Assume that $X$ is a totally disconnected space. Then every two-point set is disconnected, which implies that every singleton is open in the topology of $X$ (because the one-point subsets of two-point sets form a separation). Isn't the collection of those singletons a basis for the discrete topology? So isn't the topology discrete?

• You might as well start with "Assume that $X$ is a Hausdrorff space." That should have made you doubt even more. – Hagen von Eitzen Jun 17 '13 at 16:54

Note that being totally disconnected means that the only connected nonempty subsets are the singletons. To see that, for example, $\{ a , b \}$ is not connected, it suffices to find open subsets $U , V \subseteq X$ with the following properties:

1. $U \cap \{ a,b \} = \{ a \}$;
2. $V \cap \{ a,b \} = \{ b \}$;

This would not imply, however, that either $\{ a \}$ are $\{ b \}$ are open subsets of $X$. This only means that $\{ a \}$ and $\{ b \}$ are open subsets of the subspace $\{ a,b \}$ of $X$.
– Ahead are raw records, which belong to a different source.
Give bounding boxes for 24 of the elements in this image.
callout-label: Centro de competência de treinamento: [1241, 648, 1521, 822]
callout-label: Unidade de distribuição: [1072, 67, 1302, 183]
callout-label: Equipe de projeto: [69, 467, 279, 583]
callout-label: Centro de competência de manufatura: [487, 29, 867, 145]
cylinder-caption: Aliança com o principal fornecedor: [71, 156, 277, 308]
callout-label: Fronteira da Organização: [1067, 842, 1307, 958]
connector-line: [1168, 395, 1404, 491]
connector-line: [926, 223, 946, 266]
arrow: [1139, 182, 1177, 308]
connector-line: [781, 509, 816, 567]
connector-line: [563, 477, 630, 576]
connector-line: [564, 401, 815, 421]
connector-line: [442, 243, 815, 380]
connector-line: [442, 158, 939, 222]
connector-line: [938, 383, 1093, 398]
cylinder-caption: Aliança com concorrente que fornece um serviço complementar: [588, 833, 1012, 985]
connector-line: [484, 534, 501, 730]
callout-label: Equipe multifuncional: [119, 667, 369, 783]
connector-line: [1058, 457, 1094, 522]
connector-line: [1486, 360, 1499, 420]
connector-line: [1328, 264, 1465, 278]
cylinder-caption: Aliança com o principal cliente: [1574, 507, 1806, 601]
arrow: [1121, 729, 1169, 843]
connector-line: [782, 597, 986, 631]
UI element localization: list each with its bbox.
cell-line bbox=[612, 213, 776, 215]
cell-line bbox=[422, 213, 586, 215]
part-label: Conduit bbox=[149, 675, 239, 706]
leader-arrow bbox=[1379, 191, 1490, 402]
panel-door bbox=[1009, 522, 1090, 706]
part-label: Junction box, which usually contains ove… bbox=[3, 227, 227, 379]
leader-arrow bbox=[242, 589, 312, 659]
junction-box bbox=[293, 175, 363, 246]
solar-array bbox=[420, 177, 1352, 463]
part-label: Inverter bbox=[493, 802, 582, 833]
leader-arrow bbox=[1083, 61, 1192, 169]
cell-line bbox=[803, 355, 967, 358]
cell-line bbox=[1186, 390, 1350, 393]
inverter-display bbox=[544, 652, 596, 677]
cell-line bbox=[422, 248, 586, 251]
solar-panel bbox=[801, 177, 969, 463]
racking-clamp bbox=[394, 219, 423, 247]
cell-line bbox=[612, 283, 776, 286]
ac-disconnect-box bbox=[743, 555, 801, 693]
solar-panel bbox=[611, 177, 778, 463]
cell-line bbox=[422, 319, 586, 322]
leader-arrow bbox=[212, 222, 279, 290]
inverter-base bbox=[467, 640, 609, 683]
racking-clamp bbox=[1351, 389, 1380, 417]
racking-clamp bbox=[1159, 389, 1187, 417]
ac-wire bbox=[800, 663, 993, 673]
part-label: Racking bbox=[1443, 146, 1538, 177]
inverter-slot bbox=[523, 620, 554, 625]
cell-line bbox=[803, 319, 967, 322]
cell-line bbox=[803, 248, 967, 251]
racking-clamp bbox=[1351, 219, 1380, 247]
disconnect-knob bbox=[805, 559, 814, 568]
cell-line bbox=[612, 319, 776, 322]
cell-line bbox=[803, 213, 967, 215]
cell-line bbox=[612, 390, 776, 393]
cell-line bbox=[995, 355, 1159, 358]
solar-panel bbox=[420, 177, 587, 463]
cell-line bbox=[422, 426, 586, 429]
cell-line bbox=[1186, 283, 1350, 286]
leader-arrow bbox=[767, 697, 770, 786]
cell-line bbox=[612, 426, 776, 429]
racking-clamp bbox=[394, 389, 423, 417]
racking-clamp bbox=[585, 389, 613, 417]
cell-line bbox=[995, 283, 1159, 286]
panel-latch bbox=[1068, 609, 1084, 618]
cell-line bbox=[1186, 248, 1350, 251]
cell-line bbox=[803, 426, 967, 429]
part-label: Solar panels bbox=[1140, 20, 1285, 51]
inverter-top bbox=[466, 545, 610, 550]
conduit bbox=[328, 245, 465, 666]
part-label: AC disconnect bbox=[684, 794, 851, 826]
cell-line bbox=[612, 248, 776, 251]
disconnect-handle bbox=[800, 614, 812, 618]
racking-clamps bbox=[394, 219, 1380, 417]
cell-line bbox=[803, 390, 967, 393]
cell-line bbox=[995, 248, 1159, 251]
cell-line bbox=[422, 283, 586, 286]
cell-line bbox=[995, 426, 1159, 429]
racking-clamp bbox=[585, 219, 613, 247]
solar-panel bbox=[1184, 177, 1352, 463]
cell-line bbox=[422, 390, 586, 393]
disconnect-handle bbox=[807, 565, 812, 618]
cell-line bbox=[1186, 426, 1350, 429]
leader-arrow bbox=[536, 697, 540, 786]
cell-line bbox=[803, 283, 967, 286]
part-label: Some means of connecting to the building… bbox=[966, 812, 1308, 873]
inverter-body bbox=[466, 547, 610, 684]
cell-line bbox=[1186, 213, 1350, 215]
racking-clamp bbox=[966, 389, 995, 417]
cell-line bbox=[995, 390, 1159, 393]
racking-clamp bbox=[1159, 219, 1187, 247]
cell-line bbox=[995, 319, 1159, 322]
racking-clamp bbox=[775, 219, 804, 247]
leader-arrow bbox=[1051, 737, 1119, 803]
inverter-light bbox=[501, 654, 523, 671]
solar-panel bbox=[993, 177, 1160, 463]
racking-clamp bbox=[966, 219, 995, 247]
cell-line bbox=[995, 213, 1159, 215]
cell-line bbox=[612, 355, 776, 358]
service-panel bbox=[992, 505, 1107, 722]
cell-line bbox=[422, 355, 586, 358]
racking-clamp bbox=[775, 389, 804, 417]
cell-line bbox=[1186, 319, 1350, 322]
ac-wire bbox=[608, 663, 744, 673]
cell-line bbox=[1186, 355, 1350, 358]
To give more details with regards to an actual example, consider the rationals $\mathbb{Q}$ as a subspace of the real line. Given any subset $A \subseteq \mathbb{Q}$ of size $> 1$ pick $p,q \in A$ with $p < q$. Then there is an irrational number $x$ such that $p < x < q$. Note that $U = ( - \infty , x ) \cap \mathbb{Q}$ and $V = ( x , + \infty ) \cap \mathbb{Q}$ are open subsets of $\mathbb{Q}$ which have the following properties:

1. $U \cap A \neq \emptyset \neq V \cap A$;
2. $A \subseteq U \cap V$; and
3. $( U \cap V ) \cap A = \emptyset$.

This demonstrates that $A$ cannot be a connected subset of $\mathbb{Q}$; and in general, the only nonempty connected subsets of $\mathbb{Q}$ are the singletons.

Note, however all nonempty open subsets of $\mathbb{Q}$ are infinite.

• "This only means that $\{a\}$ and $\{b\}$ are open subsets of the subspace $\{a,b\}$ of $X$." explains everything. Thank you! – Xena Jun 17 '13 at 16:58

Totally disconnected means that no two points are in the same connected component. So for $x,y\in X$ there is no connected set containing both points. In particular the set $\{x,y\}$ is not connected, thus is discrete, thus each point is open in the subspace topology of this set. That does not mean that it is open in $X$.